Well where do I start?
This is a big old unit, with some minor UI issues, but nothing to great. With some playing about you soon get over these as the logic of the system is different to the mainstream units.
I can not make comment on the video quality of the unit as I have not figured out how to do this. (But in saying that, I have not really looked into it properly yet.)

I purchased this for one purpose really, and that was for music!
160gb WOW!!!
This is brilliant.
I know people have been moaning about the album art work being to large, but come on who sits and looks at the album art work on PMP anyway.
I plug my headphones in set it to play and never look at it again!
The unit's ability to read so many formats its great. I have been using WMA Lossless, but may have to change this as I am using up space fast.
Getting music on and off is so easy drag and drop as an external hard drive or through Jet software it is drag and drop also. Very Easy.
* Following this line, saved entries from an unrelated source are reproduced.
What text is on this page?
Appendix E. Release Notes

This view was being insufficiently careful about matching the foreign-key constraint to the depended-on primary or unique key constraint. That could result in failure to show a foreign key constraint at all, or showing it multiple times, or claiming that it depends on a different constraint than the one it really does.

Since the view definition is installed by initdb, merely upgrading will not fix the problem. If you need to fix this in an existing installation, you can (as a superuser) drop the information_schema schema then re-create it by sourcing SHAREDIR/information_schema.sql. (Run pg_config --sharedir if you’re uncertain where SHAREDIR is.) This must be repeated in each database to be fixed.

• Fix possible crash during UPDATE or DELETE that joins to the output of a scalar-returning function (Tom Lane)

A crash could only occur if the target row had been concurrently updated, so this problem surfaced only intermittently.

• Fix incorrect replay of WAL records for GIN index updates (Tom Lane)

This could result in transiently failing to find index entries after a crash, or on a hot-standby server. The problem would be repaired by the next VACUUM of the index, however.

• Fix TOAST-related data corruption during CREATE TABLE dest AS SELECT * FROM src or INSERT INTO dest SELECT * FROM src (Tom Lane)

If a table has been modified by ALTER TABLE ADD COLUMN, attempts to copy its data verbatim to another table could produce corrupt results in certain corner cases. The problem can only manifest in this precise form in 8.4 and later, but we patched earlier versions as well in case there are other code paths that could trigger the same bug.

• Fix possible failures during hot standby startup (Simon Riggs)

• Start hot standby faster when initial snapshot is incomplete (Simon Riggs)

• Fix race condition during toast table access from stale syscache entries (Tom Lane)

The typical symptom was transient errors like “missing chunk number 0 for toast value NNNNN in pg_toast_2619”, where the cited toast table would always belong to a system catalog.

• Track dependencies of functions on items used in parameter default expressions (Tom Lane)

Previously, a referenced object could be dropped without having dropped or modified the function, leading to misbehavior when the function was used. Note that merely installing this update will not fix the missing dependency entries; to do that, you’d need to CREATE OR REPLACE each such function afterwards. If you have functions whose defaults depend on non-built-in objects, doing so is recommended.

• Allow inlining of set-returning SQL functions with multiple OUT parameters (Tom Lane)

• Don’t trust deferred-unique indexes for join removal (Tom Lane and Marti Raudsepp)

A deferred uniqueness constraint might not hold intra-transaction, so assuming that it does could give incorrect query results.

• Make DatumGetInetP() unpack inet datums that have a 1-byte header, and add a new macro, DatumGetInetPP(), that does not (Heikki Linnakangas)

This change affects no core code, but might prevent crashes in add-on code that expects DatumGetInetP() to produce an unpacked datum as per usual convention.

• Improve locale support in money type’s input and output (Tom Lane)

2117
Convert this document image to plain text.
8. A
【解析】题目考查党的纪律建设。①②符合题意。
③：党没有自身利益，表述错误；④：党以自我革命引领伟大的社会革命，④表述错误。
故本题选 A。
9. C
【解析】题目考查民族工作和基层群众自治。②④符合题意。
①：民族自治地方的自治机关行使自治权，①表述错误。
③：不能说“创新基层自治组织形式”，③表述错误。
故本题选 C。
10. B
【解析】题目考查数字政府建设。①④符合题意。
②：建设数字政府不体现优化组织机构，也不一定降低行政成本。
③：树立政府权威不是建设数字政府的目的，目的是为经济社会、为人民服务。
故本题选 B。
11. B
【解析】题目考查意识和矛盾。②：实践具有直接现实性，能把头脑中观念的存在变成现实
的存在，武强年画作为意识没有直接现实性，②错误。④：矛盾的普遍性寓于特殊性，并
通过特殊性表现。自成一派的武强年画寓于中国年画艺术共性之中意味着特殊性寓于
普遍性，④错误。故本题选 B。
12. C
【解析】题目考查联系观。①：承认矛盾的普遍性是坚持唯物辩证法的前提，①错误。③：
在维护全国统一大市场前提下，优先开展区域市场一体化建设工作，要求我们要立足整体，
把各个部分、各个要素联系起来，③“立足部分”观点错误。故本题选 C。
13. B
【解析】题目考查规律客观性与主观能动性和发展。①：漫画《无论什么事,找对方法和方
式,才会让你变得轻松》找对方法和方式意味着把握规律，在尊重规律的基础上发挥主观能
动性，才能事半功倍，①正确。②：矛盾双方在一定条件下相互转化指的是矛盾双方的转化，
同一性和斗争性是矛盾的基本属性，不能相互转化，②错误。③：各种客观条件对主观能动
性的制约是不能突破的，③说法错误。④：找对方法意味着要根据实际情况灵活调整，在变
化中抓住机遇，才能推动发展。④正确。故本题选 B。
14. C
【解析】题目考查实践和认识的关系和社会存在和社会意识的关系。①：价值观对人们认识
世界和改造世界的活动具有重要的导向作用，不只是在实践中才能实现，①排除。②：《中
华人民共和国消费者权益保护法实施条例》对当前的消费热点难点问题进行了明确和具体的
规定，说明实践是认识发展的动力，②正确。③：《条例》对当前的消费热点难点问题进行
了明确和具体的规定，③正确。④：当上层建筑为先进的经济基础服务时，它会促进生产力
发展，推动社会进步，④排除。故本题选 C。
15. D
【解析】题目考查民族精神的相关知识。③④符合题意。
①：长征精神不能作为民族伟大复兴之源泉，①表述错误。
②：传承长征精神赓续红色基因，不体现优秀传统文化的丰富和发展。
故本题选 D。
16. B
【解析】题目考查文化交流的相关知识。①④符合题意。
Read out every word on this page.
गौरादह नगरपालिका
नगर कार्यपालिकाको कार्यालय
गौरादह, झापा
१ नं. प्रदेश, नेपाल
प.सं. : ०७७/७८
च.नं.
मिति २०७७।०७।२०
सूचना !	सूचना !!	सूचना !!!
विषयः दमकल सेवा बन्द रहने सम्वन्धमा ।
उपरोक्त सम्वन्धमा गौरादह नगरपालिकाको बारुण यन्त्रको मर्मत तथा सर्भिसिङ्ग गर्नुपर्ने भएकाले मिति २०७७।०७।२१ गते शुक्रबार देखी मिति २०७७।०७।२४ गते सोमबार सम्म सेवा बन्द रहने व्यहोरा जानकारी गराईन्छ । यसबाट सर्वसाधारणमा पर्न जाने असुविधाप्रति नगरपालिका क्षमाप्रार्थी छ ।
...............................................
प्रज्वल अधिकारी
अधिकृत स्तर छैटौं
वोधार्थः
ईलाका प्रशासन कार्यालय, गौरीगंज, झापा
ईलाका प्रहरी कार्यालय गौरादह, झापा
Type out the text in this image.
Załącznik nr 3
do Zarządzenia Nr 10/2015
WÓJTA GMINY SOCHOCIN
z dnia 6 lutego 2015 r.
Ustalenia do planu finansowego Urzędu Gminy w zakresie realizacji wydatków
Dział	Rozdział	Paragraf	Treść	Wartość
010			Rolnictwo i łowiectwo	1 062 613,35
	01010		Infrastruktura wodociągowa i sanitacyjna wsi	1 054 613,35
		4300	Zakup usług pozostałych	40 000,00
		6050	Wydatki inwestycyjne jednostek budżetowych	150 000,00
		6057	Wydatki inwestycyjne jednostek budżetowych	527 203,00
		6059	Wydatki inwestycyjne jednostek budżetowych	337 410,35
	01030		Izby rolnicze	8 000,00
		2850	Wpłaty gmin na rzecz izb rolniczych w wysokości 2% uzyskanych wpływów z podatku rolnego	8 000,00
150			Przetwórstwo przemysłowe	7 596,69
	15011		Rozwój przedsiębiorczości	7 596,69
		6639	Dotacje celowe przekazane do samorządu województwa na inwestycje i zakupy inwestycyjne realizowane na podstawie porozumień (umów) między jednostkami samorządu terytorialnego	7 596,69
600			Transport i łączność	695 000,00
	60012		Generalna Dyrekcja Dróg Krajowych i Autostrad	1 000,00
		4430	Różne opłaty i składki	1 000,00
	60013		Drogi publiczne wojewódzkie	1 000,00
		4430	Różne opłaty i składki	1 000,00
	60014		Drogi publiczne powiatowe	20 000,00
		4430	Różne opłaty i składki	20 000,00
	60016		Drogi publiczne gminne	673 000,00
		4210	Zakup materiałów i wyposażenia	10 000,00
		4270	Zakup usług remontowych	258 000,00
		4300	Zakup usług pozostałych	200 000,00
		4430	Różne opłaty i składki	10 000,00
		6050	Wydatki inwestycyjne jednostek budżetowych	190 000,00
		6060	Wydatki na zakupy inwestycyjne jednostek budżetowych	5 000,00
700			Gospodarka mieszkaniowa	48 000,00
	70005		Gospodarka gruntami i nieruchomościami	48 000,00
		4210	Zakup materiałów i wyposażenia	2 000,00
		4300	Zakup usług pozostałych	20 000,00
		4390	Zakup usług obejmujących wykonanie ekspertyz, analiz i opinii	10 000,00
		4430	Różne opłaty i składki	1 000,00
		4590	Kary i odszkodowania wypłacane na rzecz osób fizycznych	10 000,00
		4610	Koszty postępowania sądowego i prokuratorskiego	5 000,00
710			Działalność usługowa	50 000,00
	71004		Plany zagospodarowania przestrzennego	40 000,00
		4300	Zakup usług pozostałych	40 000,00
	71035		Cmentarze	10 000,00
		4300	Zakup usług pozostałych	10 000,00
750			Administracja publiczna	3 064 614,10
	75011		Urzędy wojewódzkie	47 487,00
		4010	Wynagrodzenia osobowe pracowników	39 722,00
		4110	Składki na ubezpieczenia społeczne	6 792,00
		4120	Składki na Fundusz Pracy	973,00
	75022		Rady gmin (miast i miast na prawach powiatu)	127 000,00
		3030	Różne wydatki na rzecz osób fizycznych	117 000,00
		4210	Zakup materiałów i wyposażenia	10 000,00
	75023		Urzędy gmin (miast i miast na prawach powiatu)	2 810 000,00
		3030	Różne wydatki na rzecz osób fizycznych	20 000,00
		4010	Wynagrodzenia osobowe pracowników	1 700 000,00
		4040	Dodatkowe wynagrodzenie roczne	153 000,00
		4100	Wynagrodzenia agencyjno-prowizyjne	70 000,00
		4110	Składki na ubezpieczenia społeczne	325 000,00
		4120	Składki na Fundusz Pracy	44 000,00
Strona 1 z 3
But the best thing of all.....
The sound quality
This is beautiful, the depth, texture and color that my ears have been missing whilst using a mainstream device have all returned. I know I get all of this when I am at home using my separates, but I have never had this on the go or in the office.
I'm finding myself stopping at work at times and playing a bit back to make sure I heard that little guitar lick, drum fill, bass run, vocal intonation or even the turn of a page on some classical piece.

It is suited to all music types, Heavy Metal, Prog Rock, AOR, Pop, and Country through to Classical.

Yes as I stated earlier it is big but for me sitting at my desk it is great and it's not a problem in the jacket when walking the dog. Not sure I would use it from running, but in saying that HDD units don't like to run anyway.

I love the sound that this unit gives me and it has reignited my desire to listen to music more and more. Thank you Cowon.